Il Cavallo tornerà a essere il Principe Dragone e gli altri avranno un titolo onorifico. Il Re Scimmia diventerà il "Buddha Vittorioso nei Combattimenti" e riceverà gli applausi di un teatro (già diretto da Stephane Lissner) fino a due anni fa molto classico, ma oggi, grazie alla gestione di Jean-Luc Choplin, aperto a coproduzioni di questo tipo ("Monkey", a Parigi fino al 13 ottobre, è coprodotto con il Festival di Manchester e la Staatsoper di Berlino).

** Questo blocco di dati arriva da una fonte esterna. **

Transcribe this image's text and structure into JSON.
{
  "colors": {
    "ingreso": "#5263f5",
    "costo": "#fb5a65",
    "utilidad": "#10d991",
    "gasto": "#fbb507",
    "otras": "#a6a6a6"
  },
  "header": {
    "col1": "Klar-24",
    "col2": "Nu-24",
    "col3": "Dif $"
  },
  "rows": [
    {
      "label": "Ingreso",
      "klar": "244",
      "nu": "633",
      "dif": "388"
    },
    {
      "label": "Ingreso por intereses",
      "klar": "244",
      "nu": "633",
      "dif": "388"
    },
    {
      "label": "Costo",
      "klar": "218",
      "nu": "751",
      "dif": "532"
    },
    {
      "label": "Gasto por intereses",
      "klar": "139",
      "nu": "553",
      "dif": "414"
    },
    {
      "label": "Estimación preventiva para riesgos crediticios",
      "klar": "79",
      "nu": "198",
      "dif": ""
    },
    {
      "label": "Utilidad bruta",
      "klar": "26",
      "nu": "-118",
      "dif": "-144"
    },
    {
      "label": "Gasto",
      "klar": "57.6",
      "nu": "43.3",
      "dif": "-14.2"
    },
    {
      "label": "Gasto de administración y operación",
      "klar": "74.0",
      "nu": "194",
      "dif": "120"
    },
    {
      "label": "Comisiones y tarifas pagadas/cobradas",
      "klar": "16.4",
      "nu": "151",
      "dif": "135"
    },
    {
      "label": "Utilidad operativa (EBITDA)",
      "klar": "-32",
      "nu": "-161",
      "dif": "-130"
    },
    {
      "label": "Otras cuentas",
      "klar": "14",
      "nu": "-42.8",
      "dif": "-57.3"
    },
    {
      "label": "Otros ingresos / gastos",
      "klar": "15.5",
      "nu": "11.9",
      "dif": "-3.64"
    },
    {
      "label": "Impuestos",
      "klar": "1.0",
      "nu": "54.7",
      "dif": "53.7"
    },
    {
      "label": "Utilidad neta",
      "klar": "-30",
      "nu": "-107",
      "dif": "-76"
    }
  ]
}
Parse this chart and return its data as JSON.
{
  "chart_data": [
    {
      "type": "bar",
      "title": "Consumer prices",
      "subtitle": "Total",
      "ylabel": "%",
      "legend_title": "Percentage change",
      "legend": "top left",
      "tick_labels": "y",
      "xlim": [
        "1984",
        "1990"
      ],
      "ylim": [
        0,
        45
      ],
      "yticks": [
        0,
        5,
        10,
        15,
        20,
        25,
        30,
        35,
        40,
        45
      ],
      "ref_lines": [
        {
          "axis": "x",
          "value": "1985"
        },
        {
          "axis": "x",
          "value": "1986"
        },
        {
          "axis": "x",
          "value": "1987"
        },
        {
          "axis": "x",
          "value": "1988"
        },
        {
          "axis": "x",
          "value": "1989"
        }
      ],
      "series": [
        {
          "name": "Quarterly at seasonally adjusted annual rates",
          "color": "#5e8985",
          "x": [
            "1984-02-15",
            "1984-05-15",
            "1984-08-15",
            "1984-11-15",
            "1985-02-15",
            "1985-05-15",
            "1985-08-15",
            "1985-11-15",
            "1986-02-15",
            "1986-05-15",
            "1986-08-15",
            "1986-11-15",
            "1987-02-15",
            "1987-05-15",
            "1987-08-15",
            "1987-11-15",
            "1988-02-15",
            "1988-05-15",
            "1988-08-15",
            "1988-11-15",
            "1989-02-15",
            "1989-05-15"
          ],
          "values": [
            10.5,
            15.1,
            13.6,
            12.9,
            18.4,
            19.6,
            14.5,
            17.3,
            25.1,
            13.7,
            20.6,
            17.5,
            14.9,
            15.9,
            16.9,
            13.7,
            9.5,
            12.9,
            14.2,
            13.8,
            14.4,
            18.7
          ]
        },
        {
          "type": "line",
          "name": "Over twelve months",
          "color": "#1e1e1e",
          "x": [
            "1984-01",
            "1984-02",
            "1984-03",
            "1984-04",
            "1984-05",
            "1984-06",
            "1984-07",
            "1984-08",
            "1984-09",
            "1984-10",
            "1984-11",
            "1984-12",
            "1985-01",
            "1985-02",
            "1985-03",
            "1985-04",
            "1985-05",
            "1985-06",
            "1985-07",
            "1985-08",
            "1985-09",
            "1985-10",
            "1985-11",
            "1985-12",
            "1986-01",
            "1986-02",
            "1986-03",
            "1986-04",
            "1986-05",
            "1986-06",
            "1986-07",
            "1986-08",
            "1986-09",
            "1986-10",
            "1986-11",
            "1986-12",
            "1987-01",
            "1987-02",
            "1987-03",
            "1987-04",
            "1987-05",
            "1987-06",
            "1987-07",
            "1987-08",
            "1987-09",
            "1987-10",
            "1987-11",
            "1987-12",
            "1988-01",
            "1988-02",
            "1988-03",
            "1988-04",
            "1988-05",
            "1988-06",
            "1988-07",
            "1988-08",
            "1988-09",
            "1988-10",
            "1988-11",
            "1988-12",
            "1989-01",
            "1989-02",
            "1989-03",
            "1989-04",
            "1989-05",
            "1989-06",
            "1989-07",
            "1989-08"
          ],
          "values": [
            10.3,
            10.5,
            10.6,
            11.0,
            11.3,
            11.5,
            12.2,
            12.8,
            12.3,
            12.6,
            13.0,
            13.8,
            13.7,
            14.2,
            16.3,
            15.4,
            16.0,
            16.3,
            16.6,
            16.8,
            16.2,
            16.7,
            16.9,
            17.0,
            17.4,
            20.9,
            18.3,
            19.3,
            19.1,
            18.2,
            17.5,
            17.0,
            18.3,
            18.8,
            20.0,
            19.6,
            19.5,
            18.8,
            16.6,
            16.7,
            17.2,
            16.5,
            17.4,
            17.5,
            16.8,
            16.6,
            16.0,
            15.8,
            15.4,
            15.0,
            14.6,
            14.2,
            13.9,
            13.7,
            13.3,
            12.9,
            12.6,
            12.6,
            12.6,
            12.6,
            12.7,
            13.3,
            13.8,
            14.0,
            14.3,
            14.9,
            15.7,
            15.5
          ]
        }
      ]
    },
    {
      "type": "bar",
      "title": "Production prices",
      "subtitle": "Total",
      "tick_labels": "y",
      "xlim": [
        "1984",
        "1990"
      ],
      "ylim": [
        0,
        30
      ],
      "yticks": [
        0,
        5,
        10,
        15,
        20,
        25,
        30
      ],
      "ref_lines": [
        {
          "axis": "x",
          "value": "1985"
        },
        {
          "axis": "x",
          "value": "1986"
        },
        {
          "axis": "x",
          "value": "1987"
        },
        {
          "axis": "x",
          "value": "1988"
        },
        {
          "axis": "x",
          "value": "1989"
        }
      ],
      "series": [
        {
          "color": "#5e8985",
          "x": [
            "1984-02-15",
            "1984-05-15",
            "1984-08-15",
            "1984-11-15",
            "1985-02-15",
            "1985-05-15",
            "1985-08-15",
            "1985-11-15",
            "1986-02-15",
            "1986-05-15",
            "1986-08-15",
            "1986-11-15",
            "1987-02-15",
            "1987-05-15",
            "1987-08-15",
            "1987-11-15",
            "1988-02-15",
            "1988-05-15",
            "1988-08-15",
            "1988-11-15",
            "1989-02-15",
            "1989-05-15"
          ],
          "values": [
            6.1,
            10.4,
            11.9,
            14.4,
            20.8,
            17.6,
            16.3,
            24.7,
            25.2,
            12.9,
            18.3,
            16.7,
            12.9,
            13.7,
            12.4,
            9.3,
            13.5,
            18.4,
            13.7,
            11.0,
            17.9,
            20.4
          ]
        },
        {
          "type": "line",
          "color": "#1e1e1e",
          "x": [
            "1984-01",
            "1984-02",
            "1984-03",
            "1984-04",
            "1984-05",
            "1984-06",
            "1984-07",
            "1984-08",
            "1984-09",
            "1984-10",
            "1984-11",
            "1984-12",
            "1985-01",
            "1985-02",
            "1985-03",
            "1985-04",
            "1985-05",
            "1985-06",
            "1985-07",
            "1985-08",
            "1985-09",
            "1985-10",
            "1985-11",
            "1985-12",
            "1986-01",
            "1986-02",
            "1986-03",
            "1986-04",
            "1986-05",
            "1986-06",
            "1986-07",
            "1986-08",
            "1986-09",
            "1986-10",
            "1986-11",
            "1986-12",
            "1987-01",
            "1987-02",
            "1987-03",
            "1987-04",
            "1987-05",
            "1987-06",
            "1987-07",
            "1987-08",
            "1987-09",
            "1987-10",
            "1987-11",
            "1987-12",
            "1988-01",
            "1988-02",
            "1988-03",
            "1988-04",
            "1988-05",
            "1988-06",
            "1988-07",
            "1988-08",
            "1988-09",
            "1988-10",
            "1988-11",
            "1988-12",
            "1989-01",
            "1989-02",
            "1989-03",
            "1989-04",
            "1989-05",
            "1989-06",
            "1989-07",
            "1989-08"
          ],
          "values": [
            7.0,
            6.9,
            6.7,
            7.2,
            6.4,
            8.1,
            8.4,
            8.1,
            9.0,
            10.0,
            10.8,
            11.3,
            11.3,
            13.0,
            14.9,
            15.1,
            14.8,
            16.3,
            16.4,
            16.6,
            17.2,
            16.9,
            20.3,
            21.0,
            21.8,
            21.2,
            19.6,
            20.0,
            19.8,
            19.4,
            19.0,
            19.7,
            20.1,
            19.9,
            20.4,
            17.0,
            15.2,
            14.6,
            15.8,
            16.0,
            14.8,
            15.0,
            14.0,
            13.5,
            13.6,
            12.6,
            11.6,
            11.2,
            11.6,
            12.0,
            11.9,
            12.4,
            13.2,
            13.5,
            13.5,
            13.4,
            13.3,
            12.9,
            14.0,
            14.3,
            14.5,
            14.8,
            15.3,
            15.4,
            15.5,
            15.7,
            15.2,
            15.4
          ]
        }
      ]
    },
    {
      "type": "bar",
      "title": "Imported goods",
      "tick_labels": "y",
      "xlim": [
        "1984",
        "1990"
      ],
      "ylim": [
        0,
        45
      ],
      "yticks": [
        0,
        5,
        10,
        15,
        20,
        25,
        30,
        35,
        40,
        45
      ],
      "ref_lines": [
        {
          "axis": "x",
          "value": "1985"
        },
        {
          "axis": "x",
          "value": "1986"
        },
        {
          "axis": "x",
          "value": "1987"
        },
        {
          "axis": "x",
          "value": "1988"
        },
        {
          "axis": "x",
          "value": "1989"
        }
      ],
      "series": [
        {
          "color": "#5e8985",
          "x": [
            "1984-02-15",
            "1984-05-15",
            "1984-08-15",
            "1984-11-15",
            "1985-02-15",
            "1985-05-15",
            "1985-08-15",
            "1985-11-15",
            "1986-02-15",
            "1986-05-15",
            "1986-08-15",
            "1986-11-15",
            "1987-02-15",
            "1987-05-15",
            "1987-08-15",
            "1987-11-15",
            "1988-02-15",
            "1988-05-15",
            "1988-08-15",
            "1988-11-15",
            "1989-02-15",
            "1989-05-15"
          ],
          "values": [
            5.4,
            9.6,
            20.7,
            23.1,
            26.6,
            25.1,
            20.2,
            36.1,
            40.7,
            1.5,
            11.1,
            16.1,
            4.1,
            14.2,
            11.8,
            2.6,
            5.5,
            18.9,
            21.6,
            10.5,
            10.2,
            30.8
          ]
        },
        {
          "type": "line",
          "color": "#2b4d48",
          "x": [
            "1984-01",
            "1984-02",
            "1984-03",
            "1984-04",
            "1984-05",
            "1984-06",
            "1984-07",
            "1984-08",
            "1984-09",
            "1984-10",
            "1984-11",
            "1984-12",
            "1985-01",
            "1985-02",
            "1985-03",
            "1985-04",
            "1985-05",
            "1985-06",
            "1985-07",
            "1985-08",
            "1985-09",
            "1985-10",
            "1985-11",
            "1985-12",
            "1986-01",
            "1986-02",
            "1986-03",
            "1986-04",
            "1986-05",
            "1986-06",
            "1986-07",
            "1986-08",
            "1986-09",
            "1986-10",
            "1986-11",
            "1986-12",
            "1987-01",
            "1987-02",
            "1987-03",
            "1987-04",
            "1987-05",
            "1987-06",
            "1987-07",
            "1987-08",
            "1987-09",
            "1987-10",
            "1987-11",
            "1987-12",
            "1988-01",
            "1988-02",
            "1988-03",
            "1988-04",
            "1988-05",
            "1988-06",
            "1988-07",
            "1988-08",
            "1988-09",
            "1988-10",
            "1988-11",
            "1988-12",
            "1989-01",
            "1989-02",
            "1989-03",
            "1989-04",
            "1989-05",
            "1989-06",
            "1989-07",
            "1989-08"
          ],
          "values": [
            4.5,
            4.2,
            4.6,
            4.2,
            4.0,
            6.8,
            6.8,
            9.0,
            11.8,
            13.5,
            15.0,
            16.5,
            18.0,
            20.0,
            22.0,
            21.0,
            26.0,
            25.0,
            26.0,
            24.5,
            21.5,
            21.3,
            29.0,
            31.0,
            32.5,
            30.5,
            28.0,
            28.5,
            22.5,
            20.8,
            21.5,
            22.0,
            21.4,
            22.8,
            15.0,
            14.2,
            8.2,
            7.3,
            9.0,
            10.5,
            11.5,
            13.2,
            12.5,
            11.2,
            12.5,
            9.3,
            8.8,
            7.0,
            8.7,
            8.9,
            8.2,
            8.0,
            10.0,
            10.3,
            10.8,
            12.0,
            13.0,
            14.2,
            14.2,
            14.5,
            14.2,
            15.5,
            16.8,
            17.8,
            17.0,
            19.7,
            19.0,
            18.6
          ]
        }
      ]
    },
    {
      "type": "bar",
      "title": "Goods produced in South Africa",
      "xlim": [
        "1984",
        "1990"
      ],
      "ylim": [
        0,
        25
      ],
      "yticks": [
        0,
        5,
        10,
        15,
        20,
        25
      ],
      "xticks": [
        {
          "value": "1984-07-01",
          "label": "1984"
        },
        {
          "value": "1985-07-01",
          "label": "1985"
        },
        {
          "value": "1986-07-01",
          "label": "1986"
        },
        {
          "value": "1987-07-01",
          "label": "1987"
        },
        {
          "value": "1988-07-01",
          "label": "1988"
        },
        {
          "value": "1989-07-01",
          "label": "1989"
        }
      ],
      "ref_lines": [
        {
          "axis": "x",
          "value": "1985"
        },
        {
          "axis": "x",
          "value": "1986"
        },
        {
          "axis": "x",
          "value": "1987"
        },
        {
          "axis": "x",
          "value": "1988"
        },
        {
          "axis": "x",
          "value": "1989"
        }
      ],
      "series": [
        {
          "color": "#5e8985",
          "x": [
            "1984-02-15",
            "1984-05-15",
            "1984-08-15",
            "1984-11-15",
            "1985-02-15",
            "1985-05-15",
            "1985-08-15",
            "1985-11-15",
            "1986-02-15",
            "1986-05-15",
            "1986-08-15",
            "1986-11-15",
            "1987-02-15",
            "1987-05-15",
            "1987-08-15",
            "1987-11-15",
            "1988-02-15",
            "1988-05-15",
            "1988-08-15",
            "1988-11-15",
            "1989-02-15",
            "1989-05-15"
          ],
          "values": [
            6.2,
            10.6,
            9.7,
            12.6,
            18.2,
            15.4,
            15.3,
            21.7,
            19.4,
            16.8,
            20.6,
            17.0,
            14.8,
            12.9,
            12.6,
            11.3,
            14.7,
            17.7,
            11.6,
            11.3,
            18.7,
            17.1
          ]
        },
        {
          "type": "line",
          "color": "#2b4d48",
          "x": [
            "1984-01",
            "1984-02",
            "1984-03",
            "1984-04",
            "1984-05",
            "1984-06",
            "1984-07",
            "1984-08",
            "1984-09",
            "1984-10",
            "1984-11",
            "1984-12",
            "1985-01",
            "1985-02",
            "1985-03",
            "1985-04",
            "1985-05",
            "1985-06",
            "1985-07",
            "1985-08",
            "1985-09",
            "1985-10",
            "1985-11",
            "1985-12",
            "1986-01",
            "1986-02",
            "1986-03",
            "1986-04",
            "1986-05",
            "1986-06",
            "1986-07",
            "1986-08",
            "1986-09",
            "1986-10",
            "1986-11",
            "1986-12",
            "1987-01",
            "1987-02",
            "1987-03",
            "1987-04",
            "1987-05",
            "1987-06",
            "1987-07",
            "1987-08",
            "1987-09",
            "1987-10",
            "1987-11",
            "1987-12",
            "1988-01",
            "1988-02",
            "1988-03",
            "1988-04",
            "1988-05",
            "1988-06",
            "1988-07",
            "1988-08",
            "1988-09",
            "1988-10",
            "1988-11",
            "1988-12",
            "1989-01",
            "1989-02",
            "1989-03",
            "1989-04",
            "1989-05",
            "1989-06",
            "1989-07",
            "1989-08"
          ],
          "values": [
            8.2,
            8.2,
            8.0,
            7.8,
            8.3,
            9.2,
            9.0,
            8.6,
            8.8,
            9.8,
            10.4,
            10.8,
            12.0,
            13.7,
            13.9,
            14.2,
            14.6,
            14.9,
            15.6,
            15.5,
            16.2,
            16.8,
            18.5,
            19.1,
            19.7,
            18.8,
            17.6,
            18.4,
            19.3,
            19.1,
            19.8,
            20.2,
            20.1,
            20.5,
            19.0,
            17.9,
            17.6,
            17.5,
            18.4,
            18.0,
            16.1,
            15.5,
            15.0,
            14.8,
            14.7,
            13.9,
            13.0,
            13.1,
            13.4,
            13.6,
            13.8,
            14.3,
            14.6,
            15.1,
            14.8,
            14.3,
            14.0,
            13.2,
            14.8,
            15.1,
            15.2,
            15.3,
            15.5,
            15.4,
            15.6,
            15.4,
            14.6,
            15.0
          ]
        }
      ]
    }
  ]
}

Appena scesi dal palco dopo gli applausi, Albarn e Hewlett (entrambi nati nel ¿68, anno della Scimmia) raccontano il loro viaggio in Cina attraverso scene degne dell'opera: «Non smettevamo di stupirci della immensa differenza che c'è tra la Cina urbana e quella rurale» dice Albarn, frequentatore curioso di musiche lontane, dal Mali a Cuba, un padre studioso e insegnante di cultura islamica. «Nella partitura ho cercato di mettere quello che ho ascoltato, senza però perdere la mia integrità musicale. Ho messo suoni di automobili, di cantieri di costruzioni, di generatori, tutta la cacofonia della Cina urbana. E ho messo il rumore degli insetti, la musicalità della lingua, i ritmi della vita rurale». Un video delle prove ritrae Albarn molto impegnato in due compiti precisi: ottenere il perfetto bercio dagli attori-scimmia e convincere le soavi attrici cinesi a cancellare dal volto il tipico, cortese sorriso. Troppo espressionista.